Comment from Tom: Ken, I understand that you have brought clean water for the first time in their lives to well over 300,000 villagers. Do you have an estimate of the cost of doing this on a per person basis?
Wood: The cost per person is $3 to $4, minus the cost of the equipment. Running the water lines can be $4 to $8 per person, depending on the size of the village.
Comment from Rebecca: I am 58 this November 5th. I have all the time in the world and am not a wealthy person.
Pauley: Rebecca, I like your comment. Not all of us have the skills to drill wells or the expertise to sit on a board of directors so I’m going to ask David to give thought to how the rest of us might support the work of nonprofits in a more general way. So stay posted and we’ll get back to you.

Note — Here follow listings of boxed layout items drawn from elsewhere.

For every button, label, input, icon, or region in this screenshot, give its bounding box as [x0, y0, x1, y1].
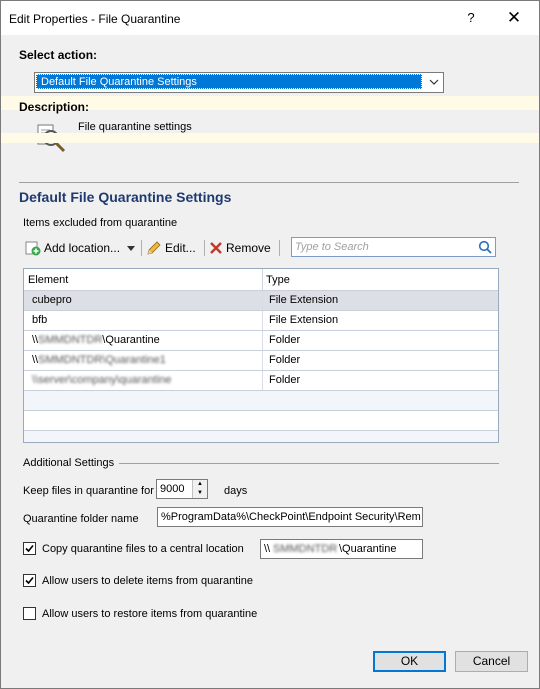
cell-element: bfb — [32, 314, 48, 326]
folder-name-field[interactable] — [157, 507, 423, 527]
remove-button[interactable]: Remove — [209, 239, 271, 257]
search-input[interactable] — [295, 240, 470, 254]
dropdown-arrow-icon — [127, 245, 135, 251]
exclusions-table: Element Type cubepro File Extension bfb … — [23, 268, 499, 443]
add-location-dropdown[interactable] — [127, 239, 135, 257]
checkmark-icon — [25, 576, 34, 585]
remove-label: Remove — [226, 241, 271, 255]
section-divider — [19, 182, 519, 183]
column-header-element[interactable]: Element — [24, 269, 68, 290]
redacted-host: SMMDNTDR — [38, 334, 103, 346]
folder-name-label: Quarantine folder name — [23, 513, 139, 525]
copy-central-checkbox[interactable] — [23, 542, 36, 555]
cell-element: cubepro — [32, 294, 72, 306]
spin-buttons[interactable]: ▲ ▼ — [192, 480, 207, 498]
central-location-prefix: \\ — [264, 543, 271, 555]
cell-element: \\SMMDNTDR\Quarantine — [32, 331, 160, 350]
remove-x-icon — [210, 242, 222, 254]
table-row[interactable]: \\SMMDNTDR\Quarantine1 Folder — [24, 351, 498, 371]
select-action-label: Select action: — [19, 48, 98, 62]
search-icon — [478, 240, 492, 254]
toolbar-separator — [279, 240, 280, 256]
keep-files-label: Keep files in quarantine for — [23, 485, 154, 497]
edit-label: Edit... — [165, 241, 196, 255]
spin-up-icon[interactable]: ▲ — [193, 480, 207, 489]
description-label: Description: — [19, 100, 90, 114]
table-row[interactable]: bfb File Extension — [24, 311, 498, 331]
table-header: Element Type — [24, 269, 498, 291]
empty-row — [24, 431, 498, 442]
ok-button[interactable]: OK — [373, 651, 446, 672]
allow-restore-label[interactable]: Allow users to restore items from quaran… — [42, 608, 257, 620]
column-divider — [262, 311, 263, 330]
action-select-value: Default File Quarantine Settings — [36, 74, 422, 89]
column-header-type[interactable]: Type — [262, 269, 290, 290]
cell-type: File Extension — [269, 294, 339, 306]
dialog-window: Edit Properties - File Quarantine ? ✕ Se… — [0, 0, 540, 689]
title-bar: Edit Properties - File Quarantine ? ✕ — [1, 1, 539, 35]
redacted-host: SMMDNTDR — [273, 543, 338, 555]
empty-row — [24, 391, 498, 411]
allow-restore-checkbox[interactable] — [23, 607, 36, 620]
add-location-button[interactable]: Add location... — [25, 239, 120, 257]
highlight-band-2 — [1, 133, 539, 143]
central-location-field[interactable]: \\ SMMDNTDR \Quarantine — [260, 539, 423, 559]
edit-button[interactable]: Edit... — [146, 239, 196, 257]
empty-row — [24, 411, 498, 431]
cell-element: \\SMMDNTDR\Quarantine1 — [32, 351, 166, 370]
cell-element-suffix: \Quarantine — [102, 334, 160, 346]
items-excluded-label: Items excluded from quarantine — [23, 217, 178, 229]
days-unit-label: days — [224, 485, 248, 497]
window-title: Edit Properties - File Quarantine — [9, 12, 181, 26]
additional-settings-divider — [119, 463, 499, 464]
redacted-path: SMMDNTDR\Quarantine1 — [38, 354, 166, 366]
column-divider — [262, 351, 263, 370]
redacted-path: \\server\company\quarantine — [32, 374, 172, 386]
toolbar-separator — [141, 240, 142, 256]
close-button[interactable]: ✕ — [500, 6, 528, 30]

Comment from Chris: David, I have a passion for food, wine, travel and art - been working with arts non-profits for a while. How does one take the fun things in life and turn it into a successful second career?
Simms: Chris, there are many nonprofits that help to connect the finer things in life - like art - to people that may not have a chance to experience them. Why don't you look for a school in your community where the kids may not have a chance to truly experience the things you love? In sharing your love of things, I'm sure you will find some teachers and kids who would benefit from your passion and wisdom.
Comment from David: I've been in television and media for over 25 years. How could I offer my help? I just recently retired.
Pauley: David, David Simms agrees with me that many nonprofits might benefit from someone who could help spread the word of an organization’s work or get the message out. He specifically mentions a group called http://www.commonsensemedia.org.
Comment from Nancy: Ken, when will your group be returning to drill?
Wood: We have a crew drilling there as we speak, and we'll go back in January to drill with a second rig.
Comment from Kate: Ken, your story was very inspiring! Thanks for all you are doing!
Comment from Maggie: How would someone who is interested in organic gardening and nutrition get the best use out of their skills?
Simms: Maggie, there is a lot of energy throughout the nonprofit sector right now on children's health and the problems of obesity. The First Lady has made this one of her key issues. Can you take your expertise in nutrition and organic gardening and connect with a nonprofit working on this issue? In Boston, there is an organization called the Food Project that ties this type of work into serving people in the inner city.